O contrabando, a pirataria e as falsificações geraram um prejuízo de R$ 468 bilhões para a economia brasileira em 2024. O valor calculado pelo Fórum Nacional Contra a Pirataria considera as perdas da indústria, do comércio e dos cofres públicos com produtos ilegais que circulam pelo país.
Os setores mais impactados incluem roupas (R$ 87 bilhões), bebidas alcoólicas, combustíveis e produtos audiovisuais (R$ 4 bilhões).
Caminhos do contrabando no Brasil
Grande parte dos produtos ilegais entra no Brasil por estradas e fronteiras terrestres. Entre os itens mais apreendidos pela Polícia Rodoviária Federal (PRF) estão:
- Cigarros: 58 milhões de maços recolhidos em 2024
- Cigarros eletrônicos: Mais de 600 mil unidades, e sua venda é proibida pela Anvisa
Além do comércio interno, muitos produtos contrabandeados são distribuídos para outros países. O mercado ilegal se sofisticou, com redes de produtos atuando em larga escala e explorando novas rotas de entrada.

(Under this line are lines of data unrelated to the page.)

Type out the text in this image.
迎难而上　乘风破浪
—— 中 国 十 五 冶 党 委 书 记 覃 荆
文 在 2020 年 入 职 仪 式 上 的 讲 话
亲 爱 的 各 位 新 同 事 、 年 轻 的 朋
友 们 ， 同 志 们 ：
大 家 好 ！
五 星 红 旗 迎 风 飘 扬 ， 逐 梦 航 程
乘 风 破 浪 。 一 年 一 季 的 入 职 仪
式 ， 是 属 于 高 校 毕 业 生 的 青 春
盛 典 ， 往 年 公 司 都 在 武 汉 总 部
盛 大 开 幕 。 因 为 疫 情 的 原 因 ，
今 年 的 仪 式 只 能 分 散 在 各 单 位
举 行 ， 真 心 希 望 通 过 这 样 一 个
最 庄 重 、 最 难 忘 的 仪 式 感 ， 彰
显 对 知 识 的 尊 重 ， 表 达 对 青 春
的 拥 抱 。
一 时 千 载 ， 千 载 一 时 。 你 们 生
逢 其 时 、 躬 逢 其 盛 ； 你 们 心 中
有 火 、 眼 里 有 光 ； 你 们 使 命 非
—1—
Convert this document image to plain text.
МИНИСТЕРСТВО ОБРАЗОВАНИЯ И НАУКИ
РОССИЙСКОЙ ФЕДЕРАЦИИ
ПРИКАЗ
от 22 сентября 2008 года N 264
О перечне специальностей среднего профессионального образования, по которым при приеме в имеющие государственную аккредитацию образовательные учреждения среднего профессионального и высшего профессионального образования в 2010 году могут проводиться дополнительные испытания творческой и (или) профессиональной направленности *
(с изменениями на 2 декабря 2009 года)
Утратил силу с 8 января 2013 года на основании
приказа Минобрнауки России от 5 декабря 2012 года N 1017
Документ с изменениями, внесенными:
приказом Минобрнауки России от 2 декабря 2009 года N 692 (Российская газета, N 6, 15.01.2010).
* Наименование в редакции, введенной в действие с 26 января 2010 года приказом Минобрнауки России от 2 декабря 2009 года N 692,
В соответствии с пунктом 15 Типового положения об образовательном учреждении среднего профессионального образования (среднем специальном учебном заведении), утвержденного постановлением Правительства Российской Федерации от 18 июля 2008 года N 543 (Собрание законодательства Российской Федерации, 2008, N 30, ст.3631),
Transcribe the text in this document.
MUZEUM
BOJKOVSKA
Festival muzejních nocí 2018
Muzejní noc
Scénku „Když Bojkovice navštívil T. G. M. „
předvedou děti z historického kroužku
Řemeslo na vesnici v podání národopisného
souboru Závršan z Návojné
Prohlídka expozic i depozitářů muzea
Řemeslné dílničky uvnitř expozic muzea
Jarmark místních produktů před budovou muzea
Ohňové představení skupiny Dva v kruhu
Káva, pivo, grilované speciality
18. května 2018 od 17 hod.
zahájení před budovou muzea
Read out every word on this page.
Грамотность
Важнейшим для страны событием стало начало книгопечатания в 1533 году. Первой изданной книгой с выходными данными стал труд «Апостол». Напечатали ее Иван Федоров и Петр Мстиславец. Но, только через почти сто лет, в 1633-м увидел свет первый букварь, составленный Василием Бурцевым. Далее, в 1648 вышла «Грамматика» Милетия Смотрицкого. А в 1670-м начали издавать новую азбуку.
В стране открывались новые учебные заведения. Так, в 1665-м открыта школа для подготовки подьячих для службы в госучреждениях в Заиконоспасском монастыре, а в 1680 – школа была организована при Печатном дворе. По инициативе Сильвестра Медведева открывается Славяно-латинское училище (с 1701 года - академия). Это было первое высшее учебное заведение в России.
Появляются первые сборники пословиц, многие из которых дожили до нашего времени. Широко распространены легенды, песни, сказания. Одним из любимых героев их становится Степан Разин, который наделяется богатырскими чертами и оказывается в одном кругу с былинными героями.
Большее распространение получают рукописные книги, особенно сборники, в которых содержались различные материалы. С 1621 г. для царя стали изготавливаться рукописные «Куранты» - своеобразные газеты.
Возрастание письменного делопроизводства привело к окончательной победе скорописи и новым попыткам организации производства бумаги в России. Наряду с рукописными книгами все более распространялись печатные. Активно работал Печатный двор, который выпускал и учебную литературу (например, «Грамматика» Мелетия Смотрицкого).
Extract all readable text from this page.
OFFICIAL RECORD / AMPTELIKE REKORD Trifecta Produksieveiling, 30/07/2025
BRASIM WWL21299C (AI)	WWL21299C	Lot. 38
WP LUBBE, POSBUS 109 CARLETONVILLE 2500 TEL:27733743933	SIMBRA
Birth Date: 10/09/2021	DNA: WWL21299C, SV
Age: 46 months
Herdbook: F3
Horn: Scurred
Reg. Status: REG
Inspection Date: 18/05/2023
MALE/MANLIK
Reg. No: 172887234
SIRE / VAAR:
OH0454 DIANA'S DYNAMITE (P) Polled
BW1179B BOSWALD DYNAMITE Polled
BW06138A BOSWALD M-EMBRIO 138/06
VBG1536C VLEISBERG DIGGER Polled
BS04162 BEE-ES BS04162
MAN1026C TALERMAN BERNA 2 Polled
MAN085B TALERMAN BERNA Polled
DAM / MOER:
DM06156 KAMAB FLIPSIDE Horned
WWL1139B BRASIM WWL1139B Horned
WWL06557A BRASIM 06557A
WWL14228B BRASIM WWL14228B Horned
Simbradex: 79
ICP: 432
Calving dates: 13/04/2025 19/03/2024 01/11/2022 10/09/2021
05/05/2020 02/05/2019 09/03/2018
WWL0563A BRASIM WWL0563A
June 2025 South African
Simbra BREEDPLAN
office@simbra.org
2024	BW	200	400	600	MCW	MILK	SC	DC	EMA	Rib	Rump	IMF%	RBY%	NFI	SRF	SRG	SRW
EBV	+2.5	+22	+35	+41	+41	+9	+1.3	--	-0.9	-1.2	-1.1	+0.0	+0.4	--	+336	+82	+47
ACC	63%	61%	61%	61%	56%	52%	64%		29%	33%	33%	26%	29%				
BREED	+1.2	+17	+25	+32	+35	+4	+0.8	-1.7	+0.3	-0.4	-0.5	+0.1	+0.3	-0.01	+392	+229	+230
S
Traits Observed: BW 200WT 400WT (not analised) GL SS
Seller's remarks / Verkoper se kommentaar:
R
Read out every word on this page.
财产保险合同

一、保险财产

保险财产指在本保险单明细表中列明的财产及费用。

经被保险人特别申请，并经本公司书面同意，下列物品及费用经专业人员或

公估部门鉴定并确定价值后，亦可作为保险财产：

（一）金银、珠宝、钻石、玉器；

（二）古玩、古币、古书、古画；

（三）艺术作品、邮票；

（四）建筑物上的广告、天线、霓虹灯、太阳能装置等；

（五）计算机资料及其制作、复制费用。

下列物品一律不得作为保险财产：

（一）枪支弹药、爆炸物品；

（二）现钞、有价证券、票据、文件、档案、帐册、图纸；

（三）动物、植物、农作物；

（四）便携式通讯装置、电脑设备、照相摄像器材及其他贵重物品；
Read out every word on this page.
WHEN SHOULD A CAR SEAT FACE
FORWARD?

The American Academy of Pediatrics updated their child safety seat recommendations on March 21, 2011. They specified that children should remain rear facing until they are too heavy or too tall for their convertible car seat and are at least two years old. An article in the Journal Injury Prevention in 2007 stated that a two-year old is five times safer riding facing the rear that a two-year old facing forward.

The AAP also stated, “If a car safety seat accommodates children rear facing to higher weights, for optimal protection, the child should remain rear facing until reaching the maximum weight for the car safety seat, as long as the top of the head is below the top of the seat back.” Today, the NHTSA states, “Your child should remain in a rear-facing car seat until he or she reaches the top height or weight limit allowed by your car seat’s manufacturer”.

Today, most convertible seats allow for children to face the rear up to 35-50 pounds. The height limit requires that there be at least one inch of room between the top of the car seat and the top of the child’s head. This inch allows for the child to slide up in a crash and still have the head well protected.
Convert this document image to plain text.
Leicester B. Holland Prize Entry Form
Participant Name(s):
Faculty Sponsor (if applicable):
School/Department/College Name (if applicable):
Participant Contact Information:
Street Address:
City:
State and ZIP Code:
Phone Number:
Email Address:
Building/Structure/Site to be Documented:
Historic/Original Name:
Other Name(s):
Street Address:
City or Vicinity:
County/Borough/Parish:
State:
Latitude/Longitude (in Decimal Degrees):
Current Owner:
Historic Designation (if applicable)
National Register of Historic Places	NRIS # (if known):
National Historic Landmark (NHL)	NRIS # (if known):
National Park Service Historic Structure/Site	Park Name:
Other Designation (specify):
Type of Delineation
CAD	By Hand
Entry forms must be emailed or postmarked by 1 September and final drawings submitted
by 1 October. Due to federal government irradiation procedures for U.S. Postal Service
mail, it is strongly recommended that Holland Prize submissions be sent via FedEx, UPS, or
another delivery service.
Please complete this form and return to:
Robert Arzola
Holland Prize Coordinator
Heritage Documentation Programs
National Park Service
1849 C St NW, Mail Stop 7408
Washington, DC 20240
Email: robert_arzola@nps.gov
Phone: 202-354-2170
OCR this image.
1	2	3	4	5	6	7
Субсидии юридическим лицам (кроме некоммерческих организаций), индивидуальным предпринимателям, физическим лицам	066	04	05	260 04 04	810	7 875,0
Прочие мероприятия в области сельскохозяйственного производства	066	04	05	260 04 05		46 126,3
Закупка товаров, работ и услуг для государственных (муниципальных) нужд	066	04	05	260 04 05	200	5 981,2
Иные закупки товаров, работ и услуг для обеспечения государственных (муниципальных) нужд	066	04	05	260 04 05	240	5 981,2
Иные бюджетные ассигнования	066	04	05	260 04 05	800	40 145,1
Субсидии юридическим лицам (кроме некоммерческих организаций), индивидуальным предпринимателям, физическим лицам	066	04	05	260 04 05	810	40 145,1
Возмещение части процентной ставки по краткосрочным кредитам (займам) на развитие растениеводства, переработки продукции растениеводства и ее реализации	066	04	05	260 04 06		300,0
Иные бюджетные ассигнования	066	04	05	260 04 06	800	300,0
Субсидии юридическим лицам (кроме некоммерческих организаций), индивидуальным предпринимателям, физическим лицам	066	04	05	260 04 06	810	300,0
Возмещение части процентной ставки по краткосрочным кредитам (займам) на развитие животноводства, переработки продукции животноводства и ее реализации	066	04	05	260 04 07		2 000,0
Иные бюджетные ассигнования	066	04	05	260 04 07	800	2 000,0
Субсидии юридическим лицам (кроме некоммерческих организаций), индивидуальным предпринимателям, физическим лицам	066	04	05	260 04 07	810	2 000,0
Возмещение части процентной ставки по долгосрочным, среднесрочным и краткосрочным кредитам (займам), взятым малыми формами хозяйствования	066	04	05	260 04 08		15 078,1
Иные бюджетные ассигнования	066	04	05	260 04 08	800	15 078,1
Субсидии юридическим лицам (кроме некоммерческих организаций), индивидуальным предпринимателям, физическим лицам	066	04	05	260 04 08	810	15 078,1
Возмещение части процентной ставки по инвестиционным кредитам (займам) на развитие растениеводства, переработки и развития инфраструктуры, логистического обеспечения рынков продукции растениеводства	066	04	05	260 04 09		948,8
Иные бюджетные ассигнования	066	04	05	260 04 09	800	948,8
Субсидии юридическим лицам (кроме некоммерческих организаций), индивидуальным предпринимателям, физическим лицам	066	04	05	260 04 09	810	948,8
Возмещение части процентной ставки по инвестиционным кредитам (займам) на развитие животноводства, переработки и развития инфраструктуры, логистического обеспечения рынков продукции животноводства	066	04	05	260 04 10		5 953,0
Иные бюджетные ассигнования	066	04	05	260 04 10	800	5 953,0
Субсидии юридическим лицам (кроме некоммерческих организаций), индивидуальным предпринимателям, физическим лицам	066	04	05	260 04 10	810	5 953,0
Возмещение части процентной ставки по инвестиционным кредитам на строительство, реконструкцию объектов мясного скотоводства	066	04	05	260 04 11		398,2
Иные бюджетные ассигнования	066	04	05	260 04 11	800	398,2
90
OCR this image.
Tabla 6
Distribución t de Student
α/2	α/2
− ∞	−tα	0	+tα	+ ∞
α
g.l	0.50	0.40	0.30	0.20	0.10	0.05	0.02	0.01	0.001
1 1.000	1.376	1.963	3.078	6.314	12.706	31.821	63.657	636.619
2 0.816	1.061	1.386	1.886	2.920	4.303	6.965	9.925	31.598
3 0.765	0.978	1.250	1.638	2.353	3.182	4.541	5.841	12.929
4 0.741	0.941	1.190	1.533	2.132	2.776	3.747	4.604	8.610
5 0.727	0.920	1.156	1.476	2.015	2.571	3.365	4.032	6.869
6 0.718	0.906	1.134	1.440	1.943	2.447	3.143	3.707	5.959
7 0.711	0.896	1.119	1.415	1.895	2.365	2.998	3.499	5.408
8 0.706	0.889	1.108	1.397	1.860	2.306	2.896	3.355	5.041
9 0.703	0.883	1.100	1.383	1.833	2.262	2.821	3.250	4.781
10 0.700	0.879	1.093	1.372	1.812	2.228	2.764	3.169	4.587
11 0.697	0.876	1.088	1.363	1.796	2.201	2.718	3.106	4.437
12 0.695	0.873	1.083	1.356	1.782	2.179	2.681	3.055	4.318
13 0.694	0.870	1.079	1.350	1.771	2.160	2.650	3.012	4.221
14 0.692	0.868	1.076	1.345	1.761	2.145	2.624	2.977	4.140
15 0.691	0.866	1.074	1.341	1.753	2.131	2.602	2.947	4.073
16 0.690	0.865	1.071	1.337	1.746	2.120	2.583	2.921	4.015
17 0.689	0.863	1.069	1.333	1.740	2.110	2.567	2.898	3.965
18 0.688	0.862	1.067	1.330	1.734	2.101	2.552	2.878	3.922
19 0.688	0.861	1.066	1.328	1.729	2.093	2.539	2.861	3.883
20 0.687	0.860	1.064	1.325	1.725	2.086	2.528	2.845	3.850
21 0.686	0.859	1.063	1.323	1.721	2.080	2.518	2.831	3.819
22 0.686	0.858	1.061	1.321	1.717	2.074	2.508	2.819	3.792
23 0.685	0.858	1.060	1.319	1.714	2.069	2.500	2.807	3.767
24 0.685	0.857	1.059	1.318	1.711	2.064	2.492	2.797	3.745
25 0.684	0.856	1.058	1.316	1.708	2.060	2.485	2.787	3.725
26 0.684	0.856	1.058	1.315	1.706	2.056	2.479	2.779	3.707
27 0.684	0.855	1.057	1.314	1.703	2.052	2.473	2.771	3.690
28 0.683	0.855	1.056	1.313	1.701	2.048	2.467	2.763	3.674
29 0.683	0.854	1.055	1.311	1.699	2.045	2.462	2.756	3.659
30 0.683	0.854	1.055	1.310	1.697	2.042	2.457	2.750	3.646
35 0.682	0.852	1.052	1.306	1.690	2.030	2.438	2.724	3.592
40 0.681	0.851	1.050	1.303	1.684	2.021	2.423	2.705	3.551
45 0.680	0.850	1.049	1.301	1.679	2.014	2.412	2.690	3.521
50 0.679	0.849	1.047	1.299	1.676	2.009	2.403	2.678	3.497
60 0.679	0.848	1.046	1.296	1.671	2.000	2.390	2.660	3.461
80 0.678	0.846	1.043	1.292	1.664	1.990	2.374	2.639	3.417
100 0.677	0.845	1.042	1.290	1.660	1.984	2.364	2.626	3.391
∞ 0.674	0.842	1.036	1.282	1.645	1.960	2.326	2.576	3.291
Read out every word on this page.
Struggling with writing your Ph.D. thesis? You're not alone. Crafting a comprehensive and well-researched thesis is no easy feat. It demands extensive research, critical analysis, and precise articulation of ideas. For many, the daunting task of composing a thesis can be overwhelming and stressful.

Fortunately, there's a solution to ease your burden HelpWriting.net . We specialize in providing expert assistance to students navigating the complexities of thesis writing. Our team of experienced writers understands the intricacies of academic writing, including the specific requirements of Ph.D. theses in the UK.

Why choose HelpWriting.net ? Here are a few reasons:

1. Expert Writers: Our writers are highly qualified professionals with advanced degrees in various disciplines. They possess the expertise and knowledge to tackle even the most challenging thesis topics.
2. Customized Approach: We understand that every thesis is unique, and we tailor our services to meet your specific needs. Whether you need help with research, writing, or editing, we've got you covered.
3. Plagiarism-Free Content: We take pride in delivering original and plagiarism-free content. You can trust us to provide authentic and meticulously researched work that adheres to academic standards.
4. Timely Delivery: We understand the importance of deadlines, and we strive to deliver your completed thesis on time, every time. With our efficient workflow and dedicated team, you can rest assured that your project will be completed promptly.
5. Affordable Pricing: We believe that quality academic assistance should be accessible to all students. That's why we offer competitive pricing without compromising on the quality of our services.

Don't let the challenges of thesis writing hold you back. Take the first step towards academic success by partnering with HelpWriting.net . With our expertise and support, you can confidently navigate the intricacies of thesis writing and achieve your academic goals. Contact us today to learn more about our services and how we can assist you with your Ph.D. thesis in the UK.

Deputado propõe classificar importação de produtos falsificados como contrabando
O Projeto de Lei 2695/24, de autoria do deputado Sóstenes Cavalcante (PL-RJ), propõe que a importação ou exportação de produtos falsificados, adulterados ou corrompidos seja tipificada como contrabando.
Atualmente, o Código Penal trata esse crime como descaminho, que prevê sanções mais brandas. Com a nova tipificação, a punição para os envolvidos se tornaria mais severa, aumentando a repressão contra esse tipo de ilegalidade.
O deputado cita, na justificativa de sua proposta, os riscos da entrada ilegal de vinhos falsificados no Brasil. “A proposta é essencial para a proteção da saúde pública, a promoção de um mercado justo, a garantia de maior arrecadação tributária e a proteção dos empregos”, afirma Cavalcante.
O projeto aguarda designação de relator na Comissão de Constituição e Justiça e de Cidadania (CCJC) da Câmara dos Deputados. A proposta depois precisa ir para o Plenário da Casa e seguir para o Senado.
Estratégias de combate
O Fórum Nacional Contra a Pirataria aponta que o problema deve ser combatido por dois caminhos:
- Redução da demanda: Campanhas para conscientizar consumidores sobre os riscos de adquirir produtos ilegais.
- Repressão da oferta: Uso de inteligência policial para desmantelar redes criminosas.
O Fórum afirma que o prejuízo de R$ 468 bilhões é quatro vezes maior do que o valor calculado em 2014, quando o levantamento começou. A conta leva em consideração o que lojas e fábricas deixaram de vender, além de impostos que não foram recolhidos.
A Receita Federal intensificou apreensões, recolhendo R$ 3,7 bilhões em mercadorias ilegais em 2024.